Pelletier J, Jovanovic D, Fernandes J C, Manning P, Connor J R, Currie M G, Martel-Pelletier J
Osteoarthritis Research Unit, Louis-Charles Simard Research Center, Centre hospitalier de l'Université de Montréal, Campus Notre-Dame, Montréal, Québec, Canada.
Osteoarthritis Cartilage. 1999 Jul;7(4):416-8. doi: 10.1053/joca.1998.0229.
To evaluate the in-vivo therapeutic efficacy of N -iminoethyl-L-Lysine (L-NIL), a selective inhibitor of inducible nitric oxide synthase (iNOS) in a dose response study, on the progression of lesions in the experimental osteoarthritic (OA) dog model.
The sectioning of the anterior cruciate ligament of the right stifle joint of mongrel dogs was done by a stab wound. Dogs were separated into experimental groups: Group 1 received no treatment, Groups 2, 3, and 4 received oral L-NIL (0.3, 1 or 10mg/kg/day, respectively) starting immediately after surgery. The OA dogs were killed at 12 weeks after surgery.
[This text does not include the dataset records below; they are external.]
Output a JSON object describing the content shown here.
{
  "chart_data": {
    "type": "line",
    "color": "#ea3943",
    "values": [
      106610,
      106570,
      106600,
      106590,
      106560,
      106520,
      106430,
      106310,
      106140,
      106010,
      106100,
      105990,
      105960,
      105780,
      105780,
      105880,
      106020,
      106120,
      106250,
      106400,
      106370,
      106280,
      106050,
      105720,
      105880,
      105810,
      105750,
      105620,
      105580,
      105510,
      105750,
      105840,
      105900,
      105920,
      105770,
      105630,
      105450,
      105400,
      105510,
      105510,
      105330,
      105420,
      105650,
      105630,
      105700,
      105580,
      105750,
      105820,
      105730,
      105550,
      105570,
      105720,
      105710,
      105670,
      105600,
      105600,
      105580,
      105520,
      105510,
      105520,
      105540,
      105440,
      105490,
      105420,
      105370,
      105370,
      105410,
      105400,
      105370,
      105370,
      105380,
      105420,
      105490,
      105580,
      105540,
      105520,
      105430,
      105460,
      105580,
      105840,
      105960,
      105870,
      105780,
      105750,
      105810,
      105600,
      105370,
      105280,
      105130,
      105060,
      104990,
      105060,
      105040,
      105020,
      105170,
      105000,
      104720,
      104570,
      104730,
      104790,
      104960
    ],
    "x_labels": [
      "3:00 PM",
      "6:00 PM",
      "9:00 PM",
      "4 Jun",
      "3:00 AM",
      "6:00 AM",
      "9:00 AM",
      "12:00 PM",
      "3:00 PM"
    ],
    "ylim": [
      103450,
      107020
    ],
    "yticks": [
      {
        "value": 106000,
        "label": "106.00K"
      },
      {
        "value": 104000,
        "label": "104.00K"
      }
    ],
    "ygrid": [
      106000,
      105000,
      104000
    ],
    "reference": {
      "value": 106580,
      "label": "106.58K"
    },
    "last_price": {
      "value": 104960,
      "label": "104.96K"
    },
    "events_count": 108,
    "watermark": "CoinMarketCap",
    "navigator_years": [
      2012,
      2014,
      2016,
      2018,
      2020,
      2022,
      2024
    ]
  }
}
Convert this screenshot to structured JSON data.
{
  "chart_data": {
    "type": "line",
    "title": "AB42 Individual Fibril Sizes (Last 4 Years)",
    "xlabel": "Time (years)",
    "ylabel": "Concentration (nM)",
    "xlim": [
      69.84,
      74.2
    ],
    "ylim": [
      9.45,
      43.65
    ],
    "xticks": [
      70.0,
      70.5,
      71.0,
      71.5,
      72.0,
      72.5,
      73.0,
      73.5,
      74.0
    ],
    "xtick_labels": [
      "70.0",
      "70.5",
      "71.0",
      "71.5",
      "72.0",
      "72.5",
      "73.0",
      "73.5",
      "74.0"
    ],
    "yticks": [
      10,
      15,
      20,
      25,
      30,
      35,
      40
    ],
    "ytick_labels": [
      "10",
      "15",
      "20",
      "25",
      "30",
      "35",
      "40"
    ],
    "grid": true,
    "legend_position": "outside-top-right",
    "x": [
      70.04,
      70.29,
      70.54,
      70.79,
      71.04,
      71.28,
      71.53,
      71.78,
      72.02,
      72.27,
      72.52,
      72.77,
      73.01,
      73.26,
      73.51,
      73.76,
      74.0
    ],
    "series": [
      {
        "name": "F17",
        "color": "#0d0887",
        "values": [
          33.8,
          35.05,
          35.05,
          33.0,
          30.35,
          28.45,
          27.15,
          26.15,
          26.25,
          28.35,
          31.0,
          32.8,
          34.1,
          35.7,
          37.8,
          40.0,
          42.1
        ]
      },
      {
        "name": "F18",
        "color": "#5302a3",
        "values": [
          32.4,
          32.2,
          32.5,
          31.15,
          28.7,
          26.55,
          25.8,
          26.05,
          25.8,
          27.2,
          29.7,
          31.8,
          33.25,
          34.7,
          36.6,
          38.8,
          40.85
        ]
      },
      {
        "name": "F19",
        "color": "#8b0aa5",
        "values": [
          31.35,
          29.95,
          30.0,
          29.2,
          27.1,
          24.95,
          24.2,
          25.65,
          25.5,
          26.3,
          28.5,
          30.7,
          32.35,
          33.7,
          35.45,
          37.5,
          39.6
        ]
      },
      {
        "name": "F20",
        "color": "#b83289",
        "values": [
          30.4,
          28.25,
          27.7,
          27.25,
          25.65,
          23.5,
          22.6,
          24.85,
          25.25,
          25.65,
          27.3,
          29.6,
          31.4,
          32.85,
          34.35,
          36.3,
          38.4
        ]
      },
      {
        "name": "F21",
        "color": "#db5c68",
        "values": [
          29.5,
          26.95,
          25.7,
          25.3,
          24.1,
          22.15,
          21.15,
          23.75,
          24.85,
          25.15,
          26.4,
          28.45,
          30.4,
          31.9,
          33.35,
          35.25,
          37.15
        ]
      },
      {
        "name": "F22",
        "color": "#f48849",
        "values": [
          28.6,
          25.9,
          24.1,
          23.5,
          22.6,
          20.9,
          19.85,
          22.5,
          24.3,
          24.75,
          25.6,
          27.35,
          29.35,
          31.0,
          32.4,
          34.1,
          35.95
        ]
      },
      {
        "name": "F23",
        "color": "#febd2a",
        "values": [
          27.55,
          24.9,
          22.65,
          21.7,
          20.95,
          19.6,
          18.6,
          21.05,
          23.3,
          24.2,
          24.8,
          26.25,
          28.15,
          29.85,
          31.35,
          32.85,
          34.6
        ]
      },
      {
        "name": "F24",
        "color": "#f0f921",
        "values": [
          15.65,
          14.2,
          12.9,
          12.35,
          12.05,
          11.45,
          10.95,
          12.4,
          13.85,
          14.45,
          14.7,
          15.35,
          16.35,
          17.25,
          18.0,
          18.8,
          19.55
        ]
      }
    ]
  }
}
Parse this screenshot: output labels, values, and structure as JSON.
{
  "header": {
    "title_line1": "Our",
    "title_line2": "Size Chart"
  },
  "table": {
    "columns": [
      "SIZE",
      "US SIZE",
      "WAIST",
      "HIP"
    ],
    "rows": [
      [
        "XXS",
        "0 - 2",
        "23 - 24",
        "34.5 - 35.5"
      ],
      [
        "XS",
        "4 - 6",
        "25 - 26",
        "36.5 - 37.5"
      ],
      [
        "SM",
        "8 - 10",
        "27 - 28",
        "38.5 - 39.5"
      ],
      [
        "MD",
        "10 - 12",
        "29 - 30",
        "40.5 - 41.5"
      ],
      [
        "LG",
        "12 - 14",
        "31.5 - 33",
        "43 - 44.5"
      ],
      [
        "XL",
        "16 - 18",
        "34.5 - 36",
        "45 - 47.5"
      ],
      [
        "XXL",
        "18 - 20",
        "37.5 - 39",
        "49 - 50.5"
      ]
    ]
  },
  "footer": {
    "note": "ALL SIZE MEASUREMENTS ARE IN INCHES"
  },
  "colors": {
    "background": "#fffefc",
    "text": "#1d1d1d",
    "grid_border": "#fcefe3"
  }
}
Macroscopically, L-NIL decreased the size of the cartilage lesions on condyles and plateaus. The histologic severity of the cartilage lesions was decreased in the L-NIL-treated dogs. This effect was more pronounced at the highest dosage tested (3 and 10mg/kg/day).
This study confirms the effectiveness of L-NIL, a selective inhibitor of iNOS, in attenuating the progression of experimental OA. It also clearly shows that the effect is dose-dependent.
在剂量反应研究中,评估诱导型一氧化氮合酶(iNOS)的选择性抑制剂N-亚氨基乙基-L-赖氨酸(L-NIL)对实验性骨关节炎(OA)犬模型中病变进展的体内治疗效果。
通过刺伤对杂种犬右膝关节的前交叉韧带进行切断。将犬分为实验组:第1组不接受治疗,第2、3和4组在手术后立即开始口服L-NIL(分别为0.3、1或10mg/kg/天)。OA犬在手术后12周处死。
宏观上,L-NIL减小了髁和平台上软骨损伤的大小。L-NIL治疗的犬中软骨损伤的组织学严重程度降低。在测试的最高剂量(3和10mg/kg/天)下,这种效果更明显。
本研究证实了iNOS的选择性抑制剂L-NIL在减轻实验性OA进展方面的有效性。它还清楚地表明这种效果是剂量依赖性的。